A pediatra do menino confirmou os ferimentos. O advogado de Hartley gaguejou.
A juíza escreveu algo, ergueu o olhar e declarou:
— A custódia provisória do menor fica com a mãe. O senhor Hartley terá visitas supervisionadas e ordem de afastamento de 150 metros. Sessão encerrada.
Rebecca soltou o ar que não sabia estar a prender. Benjamin correu para ela. Jackson colocou-lhe a mão no ombro.
— Conseguiste.
Mas Hartley não desistiu. Naquela noite, apareceu embriagado, o jipe aos solavancos pela estrada do rancho.
— Acha que ganhou, cowboy? — gritou, tropeçando, arma na mão.
Jackson manteve-se firme no alpendre.
— Baixe a pistola, Charles. Já perdeu tudo.
Roy e os homens do rancho surgiram atrás dele, espingardas visíveis.
Por um instante, só o vento se ouviu.
Hartley baixou o braço e caiu de joelhos, derrotado.
O xerife levou-o ainda nessa madrugada.
No dia seguinte, Rebecca chorou ao ler a ata: acusado de violação de ordem judicial e ameaças agravadas.
Sem o peso do medo, o rancho voltou a respirar. Benjamin aprendia a montar, rindo alto.
Rebecca ajudava Mrs. Daniels na cozinha, redescobrindo o prazer do pão quente e das manhãs em paz.
Numa tarde dourada, sentaram-se os três no alpendre.
— Não quero ser um incómodo para sempre — começou ela.
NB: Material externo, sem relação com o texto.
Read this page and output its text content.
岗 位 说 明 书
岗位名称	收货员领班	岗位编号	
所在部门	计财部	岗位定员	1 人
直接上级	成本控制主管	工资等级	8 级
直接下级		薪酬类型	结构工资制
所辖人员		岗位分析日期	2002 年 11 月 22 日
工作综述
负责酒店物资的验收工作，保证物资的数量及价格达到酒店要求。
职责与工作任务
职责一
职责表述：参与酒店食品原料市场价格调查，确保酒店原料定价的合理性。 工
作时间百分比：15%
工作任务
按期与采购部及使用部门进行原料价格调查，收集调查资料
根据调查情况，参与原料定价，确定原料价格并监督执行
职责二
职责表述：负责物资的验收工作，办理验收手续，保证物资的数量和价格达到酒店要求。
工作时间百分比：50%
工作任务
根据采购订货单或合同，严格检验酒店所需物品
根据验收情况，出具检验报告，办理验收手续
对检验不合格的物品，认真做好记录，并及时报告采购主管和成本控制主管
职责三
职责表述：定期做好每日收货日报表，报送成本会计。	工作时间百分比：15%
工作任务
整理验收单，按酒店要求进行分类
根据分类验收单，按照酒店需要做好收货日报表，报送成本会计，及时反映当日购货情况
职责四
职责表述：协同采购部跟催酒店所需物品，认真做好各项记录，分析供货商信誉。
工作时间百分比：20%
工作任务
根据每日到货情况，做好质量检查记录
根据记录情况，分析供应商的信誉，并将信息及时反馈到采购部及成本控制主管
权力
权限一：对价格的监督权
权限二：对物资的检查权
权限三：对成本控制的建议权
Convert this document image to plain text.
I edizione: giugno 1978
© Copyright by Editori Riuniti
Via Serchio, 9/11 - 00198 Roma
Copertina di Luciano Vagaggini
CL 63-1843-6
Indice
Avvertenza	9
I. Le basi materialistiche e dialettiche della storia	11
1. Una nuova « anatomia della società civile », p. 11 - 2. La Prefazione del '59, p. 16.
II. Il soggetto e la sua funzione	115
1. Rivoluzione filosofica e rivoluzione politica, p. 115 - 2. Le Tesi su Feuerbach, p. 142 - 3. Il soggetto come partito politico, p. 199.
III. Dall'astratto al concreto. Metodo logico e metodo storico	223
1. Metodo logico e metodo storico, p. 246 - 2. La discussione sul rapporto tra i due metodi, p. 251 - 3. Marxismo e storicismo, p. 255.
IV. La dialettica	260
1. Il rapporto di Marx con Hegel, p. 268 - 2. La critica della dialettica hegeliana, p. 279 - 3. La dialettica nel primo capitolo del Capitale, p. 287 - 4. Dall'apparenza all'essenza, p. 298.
— Então não sejas um incómodo — disse Jackson, sorrindo. — Sê só parte da casa.
Rebecca pousou a cabeça no ombro dele. Lá ao fundo, Benjamin corria atrás de um cão vadio que decidira ficar.
O vento cheirava a erva e promessas.
A vida no Rancho Blackwood tinha, enfim, voltado a começar.